I’m working on developing an NFT project and want to add different tiers or levels to make it more interesting for collectors. I’ve seen other projects that have basic, rare, epic, and legendary categories with different attributes and values.
Right now I have a simple NFT setup but I want to expand it to include multiple levels with different rarity percentages. Each level should have unique properties and maybe different artwork or stats.
I’m currently using Python along with brownie framework for compiling and deploying my smart contracts. What would be the best approach to implement this kind of leveling system? Should I handle the rarity logic in the smart contract itself or generate the metadata beforehand?
Any guidance on structuring the contract code and metadata would be really helpful.
metadata approach is def the way to go. i pre-generate all rarities using weighted random selection, then just reference them when minting. gas costs are way lower and u can test everything locally. just shuffle your metadata JSONs so rare items aren’t always tokens #1-100. used this for 3 collections now.
In my experience with a gaming NFT project, I implemented rarity directly within the minting contract using a pseudo-random generator to manage weighted probabilities for different tiers. We capped the supply for each tier—e.g., just 100 legendary tokens out of a potential 10,000.

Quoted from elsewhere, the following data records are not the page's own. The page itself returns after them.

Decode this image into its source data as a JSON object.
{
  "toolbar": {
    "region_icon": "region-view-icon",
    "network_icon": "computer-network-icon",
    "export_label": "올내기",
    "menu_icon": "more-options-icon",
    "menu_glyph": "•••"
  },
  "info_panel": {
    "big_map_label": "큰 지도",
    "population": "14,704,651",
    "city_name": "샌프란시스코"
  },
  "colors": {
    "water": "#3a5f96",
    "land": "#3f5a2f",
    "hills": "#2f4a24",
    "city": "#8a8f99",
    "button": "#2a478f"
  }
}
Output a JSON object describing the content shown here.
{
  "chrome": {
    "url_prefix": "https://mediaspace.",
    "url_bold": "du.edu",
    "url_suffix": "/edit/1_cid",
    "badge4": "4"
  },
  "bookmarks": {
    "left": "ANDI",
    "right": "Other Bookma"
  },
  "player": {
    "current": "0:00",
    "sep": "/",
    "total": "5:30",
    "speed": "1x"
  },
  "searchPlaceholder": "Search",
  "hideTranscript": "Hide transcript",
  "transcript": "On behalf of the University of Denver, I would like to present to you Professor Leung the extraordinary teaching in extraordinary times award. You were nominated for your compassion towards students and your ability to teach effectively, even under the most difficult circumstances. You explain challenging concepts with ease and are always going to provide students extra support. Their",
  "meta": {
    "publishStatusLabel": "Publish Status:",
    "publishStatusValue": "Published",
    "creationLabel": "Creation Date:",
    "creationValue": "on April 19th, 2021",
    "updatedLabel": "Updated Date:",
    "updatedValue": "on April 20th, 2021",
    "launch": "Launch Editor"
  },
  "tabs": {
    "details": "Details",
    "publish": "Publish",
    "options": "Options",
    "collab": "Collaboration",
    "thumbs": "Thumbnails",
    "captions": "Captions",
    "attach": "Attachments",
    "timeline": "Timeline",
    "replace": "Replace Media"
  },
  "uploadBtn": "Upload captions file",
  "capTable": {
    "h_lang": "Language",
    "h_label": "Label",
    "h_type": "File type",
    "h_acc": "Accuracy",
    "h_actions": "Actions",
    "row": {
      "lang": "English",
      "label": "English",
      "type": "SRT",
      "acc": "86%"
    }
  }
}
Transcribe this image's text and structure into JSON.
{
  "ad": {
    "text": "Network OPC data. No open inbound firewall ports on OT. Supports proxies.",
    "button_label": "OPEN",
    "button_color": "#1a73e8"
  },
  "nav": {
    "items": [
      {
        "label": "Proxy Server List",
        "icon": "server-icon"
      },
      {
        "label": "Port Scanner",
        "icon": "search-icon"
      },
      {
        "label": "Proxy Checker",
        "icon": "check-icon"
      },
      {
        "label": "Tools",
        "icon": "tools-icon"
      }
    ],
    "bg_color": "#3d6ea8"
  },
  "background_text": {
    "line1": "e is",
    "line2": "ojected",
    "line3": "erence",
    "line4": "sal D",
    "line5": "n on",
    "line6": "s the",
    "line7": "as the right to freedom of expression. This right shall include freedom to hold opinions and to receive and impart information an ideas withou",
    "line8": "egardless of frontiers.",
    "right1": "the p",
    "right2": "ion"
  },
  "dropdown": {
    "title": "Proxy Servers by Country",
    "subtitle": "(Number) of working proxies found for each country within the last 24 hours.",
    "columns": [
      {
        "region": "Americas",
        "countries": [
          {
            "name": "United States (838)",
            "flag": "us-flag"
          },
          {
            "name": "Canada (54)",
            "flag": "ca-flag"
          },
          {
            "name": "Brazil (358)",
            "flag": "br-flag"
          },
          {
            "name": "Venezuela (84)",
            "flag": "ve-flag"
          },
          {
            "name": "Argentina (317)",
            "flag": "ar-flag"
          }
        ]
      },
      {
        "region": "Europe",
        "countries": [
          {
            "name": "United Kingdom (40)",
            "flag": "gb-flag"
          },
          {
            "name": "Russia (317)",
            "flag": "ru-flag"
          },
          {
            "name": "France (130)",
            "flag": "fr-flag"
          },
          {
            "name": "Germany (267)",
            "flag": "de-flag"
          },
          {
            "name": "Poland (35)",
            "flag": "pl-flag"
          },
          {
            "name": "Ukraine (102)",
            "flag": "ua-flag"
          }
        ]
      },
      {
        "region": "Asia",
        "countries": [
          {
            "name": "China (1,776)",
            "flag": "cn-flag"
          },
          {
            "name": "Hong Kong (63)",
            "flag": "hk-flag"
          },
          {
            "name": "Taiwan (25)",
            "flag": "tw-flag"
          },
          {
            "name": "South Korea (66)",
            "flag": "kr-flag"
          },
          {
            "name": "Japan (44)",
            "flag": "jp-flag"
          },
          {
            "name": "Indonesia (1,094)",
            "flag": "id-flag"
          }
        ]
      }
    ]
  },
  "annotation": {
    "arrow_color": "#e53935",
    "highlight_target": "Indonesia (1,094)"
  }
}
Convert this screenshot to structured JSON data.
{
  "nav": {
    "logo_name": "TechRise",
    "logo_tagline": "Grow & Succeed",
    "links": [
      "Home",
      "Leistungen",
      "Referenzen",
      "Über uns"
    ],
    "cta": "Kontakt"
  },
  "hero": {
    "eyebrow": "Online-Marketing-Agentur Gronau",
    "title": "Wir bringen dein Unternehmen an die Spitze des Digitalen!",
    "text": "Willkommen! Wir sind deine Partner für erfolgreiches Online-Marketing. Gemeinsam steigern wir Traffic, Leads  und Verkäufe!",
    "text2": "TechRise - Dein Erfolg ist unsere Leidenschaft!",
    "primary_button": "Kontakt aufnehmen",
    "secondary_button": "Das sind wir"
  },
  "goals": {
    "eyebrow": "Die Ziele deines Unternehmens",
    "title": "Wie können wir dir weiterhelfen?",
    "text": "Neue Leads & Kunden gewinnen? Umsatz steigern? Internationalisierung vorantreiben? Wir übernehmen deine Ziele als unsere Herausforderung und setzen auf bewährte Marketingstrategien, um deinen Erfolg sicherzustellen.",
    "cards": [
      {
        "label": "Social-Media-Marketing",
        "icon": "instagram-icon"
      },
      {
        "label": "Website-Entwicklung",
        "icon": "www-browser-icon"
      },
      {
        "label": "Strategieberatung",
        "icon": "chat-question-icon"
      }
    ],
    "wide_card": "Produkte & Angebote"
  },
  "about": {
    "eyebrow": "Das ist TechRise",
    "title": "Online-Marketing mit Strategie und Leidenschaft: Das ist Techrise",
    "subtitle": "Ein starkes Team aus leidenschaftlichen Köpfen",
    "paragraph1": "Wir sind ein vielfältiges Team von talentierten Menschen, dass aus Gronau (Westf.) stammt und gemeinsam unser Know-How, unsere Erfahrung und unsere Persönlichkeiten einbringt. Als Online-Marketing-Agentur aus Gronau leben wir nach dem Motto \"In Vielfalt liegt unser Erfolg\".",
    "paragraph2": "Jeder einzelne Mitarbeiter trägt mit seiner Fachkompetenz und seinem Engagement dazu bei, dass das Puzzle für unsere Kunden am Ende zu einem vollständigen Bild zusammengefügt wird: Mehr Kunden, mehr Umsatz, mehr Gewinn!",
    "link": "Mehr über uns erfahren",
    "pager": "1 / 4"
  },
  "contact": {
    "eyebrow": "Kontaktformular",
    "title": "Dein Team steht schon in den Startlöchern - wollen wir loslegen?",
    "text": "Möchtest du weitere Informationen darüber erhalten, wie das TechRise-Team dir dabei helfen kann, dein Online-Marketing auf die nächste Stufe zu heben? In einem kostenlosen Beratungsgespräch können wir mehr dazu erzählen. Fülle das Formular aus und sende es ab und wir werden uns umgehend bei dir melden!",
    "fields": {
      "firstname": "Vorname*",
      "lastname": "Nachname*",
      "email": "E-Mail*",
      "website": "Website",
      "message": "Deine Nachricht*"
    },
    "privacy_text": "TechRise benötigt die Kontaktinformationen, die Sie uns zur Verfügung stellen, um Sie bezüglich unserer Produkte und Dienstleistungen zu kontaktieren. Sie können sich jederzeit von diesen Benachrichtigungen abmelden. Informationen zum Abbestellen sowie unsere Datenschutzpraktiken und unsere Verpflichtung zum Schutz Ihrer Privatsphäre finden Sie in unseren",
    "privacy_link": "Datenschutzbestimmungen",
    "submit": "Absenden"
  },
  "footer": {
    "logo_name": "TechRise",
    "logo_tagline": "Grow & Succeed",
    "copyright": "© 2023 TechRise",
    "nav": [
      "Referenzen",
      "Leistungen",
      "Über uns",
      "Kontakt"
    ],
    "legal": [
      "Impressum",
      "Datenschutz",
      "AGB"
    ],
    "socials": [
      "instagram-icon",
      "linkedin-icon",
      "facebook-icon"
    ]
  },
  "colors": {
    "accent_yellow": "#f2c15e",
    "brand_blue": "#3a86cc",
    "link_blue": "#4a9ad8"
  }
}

A key takeaway was to keep rarity logic separate from metadata creation. The contract determined the tier at the time of minting and emitted an event with that information. This allows your backend to acknowledge these events and create the appropriate metadata and artwork afterward.
For efficiency, I chose to store only the tier level in the contract, rather than all attributes, which lowered gas costs. The metadata URI was designed to dynamically deliver the complete properties based on the tier, allowing for updates to artwork or stats without needing to redeploy the entire contract.